Four years ago, at the worst point in the Great Recession, several leading American economic gurus said that the Fed’s easy monetary policy risked higher inflation which might imperil the recovery. In some of the early commentaries from International Monetary Research (in the spring and summer of 2009), I argued that these gurus – who included the revered Alan Greenspan and Martin Feldstein, a prominent adviser to President Reagan – were seeing ‘ghosts’. Also at that time Liam Halligan of Prosperity Capital Management used his column in The Sunday Telegraph to attack ‘quantitative easing’ (i.e., the large-scale creation of money by the state) as aggressive ‘money printing’ which would lead to a sharp rise in inflation. In a letter to the Financial Times published on 19th June, I showed that the inflation jeremiahs had been wrong. The last five complete years (i.e., the five years to 2012) saw the lowest increases in nominal GDP in all the G7 economies since the deflationary 1930s. The jeremiahs of 2009 made a serious analytical mistake. They thought that inflation was caused by excessive growth of the monetary base, not of the quantity of money broadly-defined to include all bank deposits. In future economic commentators should pay more attention to the quantity of money as such and de-emphasize the monetary base by itself.
In my weekly e-mail of 27th April I emphasized that, as in the USA’s Great Depression of the 1930s, its Great Recession of the last few years has been accompanied by a collapse in the growth of the quantity of money. As that note observed, the annual growth rate of M3 – which peaked in the high teens in late 2008 – had crashed to a negative value less than two years later. Last summer M3 was still dropping. The weakness in money growth had been associated for some quarters with a disappointingly sluggish recovery. In early November 2010 Fed chairman, Ben Bernanke, announced a ‘QE2’ programme. Heavy purchases of long-dated US Treasuries (with five or more years to redemption), amounting to $600b., were meant to boost the US economy. (Bernanke – best known in academic circles for his work on ‘the credit channel’ – did mention in Congressional testimony that the asset purchases would increase the quantity of money. However, a fair comment is that, like the institution he represents, he is rather puzzled by the mechanisms by which changes in the quantity of money affect economic activity.) This weekly e-mail updates the analysis in late April. The central points are twofold. First, the last few months have seen a welcome return to positive growth, if at a low rate, in broad money on the M3 measure. (And, indeed, macroeconomic conditions haven’t been too bad, although they have hardly been brilliant.) Second, the upturn in M3 growth has been due – entirely – to QE2. US banks’ cash assets have soared, reflecting the Fed’s operations. But their risk assets have been static since the start of QE2, with the need to comply with higher capital/asset ratio regulations undoubtedly being the main restrictive influence. The further message is that – unless banks’ propensity to acquire risk assets strengthens after the end of June – US broad money will again stagnate. That will continue to hold back the recovery.

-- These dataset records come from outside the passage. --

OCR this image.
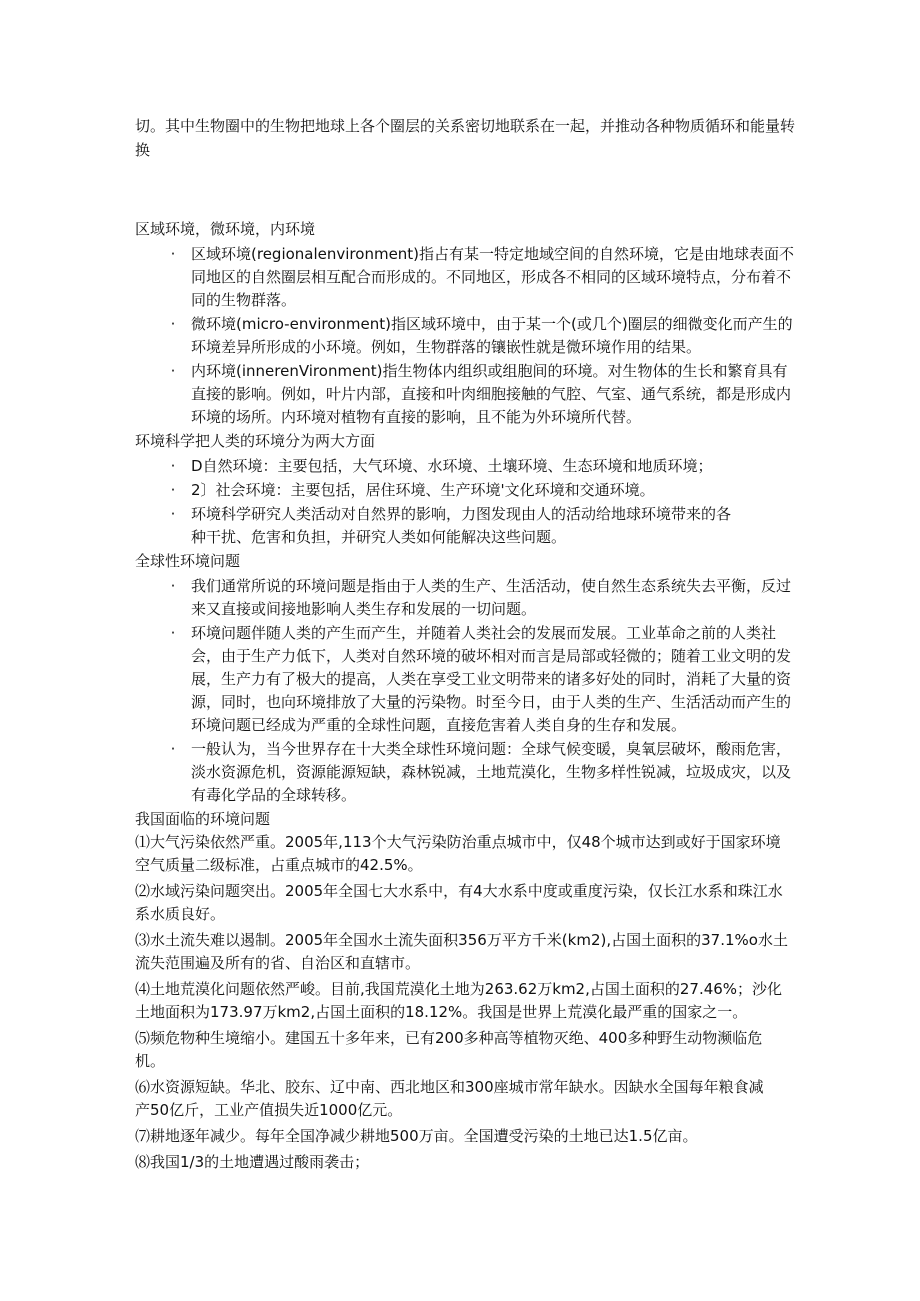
切。其中生物圈中的生物把地球上各个圈层的关系密切地联系在一起，并推动各种物质循环和能量转换

区域环境，微环境，内环境

· 区域环境(regionalenvironment)指占有某一特定地域空间的自然环境，它是由地球表面不同地区的自然圈层相互配合而形成的。不同地区，形成各不相同的区域环境特点，分布着不同的生物群落。
· 微环境(micro-environment)指区域环境中，由于某一个(或几个)圈层的细微变化而产生的环境差异所形成的小环境。例如，生物群落的镶嵌性就是微环境作用的结果。
· 内环境(innerenVironment)指生物体内组织或组胞间的环境。对生物体的生长和繁育具有直接的影响。例如，叶片内部，直接和叶肉细胞接触的气腔、气室、通气系统，都是形成内环境的场所。内环境对植物有直接的影响，且不能为外环境所代替。

环境科学把人类的环境分为两大方面

· D自然环境：主要包括，大气环境、水环境、土壤环境、生态环境和地质环境；
· 2〕社会环境：主要包括，居住环境、生产环境'文化环境和交通环境。
· 环境科学研究人类活动对自然界的影响，力图发现由人的活动给地球环境带来的各种干扰、危害和负担，并研究人类如何能解决这些问题。

全球性环境问题

· 我们通常所说的环境问题是指由于人类的生产、生活活动，使自然生态系统失去平衡，反过来又直接或间接地影响人类生存和发展的一切问题。
· 环境问题伴随人类的产生而产生，并随着人类社会的发展而发展。工业革命之前的人类社会，由于生产力低下，人类对自然环境的破坏相对而言是局部或轻微的；随着工业文明的发展，生产力有了极大的提高，人类在享受工业文明带来的诸多好处的同时，消耗了大量的资源，同时，也向环境排放了大量的污染物。时至今日，由于人类的生产、生活活动而产生的环境问题已经成为严重的全球性问题，直接危害着人类自身的生存和发展。
· 一般认为，当今世界存在十大类全球性环境问题：全球气候变暖，臭氧层破坏，酸雨危害，淡水资源危机，资源能源短缺，森林锐减，土地荒漠化，生物多样性锐减，垃圾成灾，以及有毒化学品的全球转移。

我国面临的环境问题

⑴大气污染依然严重。2005年,113个大气污染防治重点城市中，仅48个城市达到或好于国家环境空气质量二级标准，占重点城市的42.5%。

⑵水域污染问题突出。2005年全国七大水系中，有4大水系中度或重度污染，仅长江水系和珠江水系水质良好。

⑶水土流失难以遏制。2005年全国水土流失面积356万平方千米(km2),占国土面积的37.1%o水土流失范围遍及所有的省、自治区和直辖市。

⑷土地荒漠化问题依然严峻。目前,我国荒漠化土地为263.62万km2,占国土面积的27.46%；沙化土地面积为173.97万km2,占国土面积的18.12%。我国是世界上荒漠化最严重的国家之一。

⑸频危物种生境缩小。建国五十多年来，已有200多种高等植物灭绝、400多种野生动物濒临危机。

⑹水资源短缺。华北、胶东、辽中南、西北地区和300座城市常年缺水。因缺水全国每年粮食减产50亿斤，工业产值损失近1000亿元。

⑺耕地逐年减少。每年全国净减少耕地500万亩。全国遭受污染的土地已达1.5亿亩。

⑻我国1/3的土地遭遇过酸雨袭击；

Consumer price inflation in the UK, at an annual rate, is likely to be in the 4% - 5% area for some months in 2011. Is inflation now headed inexorably on an upward path? Or will it drop back towards the 2% target or less in 2012 at the current monetary policy settings? Companies are at present grappling with large increases in the price of raw materials and energy. These increases – plus the rise in value added tax needed to reduce the budget deficit – are the dominant influences, in a cost accounting sense, on the upturn in inflation. Usually changes in unit wage costs are far more important than changes in raw material prices in determining inflation outturns. A reassuring message of recent data is that wage rises remain subdued, with high unemployment constraining workers’ ability to demand higher pay settlements. Further, the fundamental driver of inflation is the rate of money growth relative to the trend rate of increase in output, although – it has to be said – changes in the desired ratio of money to income complicate the answer. My main points here are twofold. First, the current rate of increase in the quantity of money, on an underlying M4 basis, argues strongly against any acceleration in inflation over the medium term. Secondly, officialdom has fallen into the habit of seeing movements in the exchange rate as being ‘exogenous’, so that they are not related to (or blamed upon) official policy. This is a mistake. In the long run the exchange rate is the price between two monies, and the price is affected by the strength of the demand to hold money in different countries relative to the quantities of money in existence in those countries. A country with a rapidly ballooning quantity of money is likely to experience currency depreciation and inflation. British inflation is still being pushed up by the aftershocks of the big devaluation in late 2008, which in turn should be interpreted as one result of the unduly high money growth in the previous two to three years.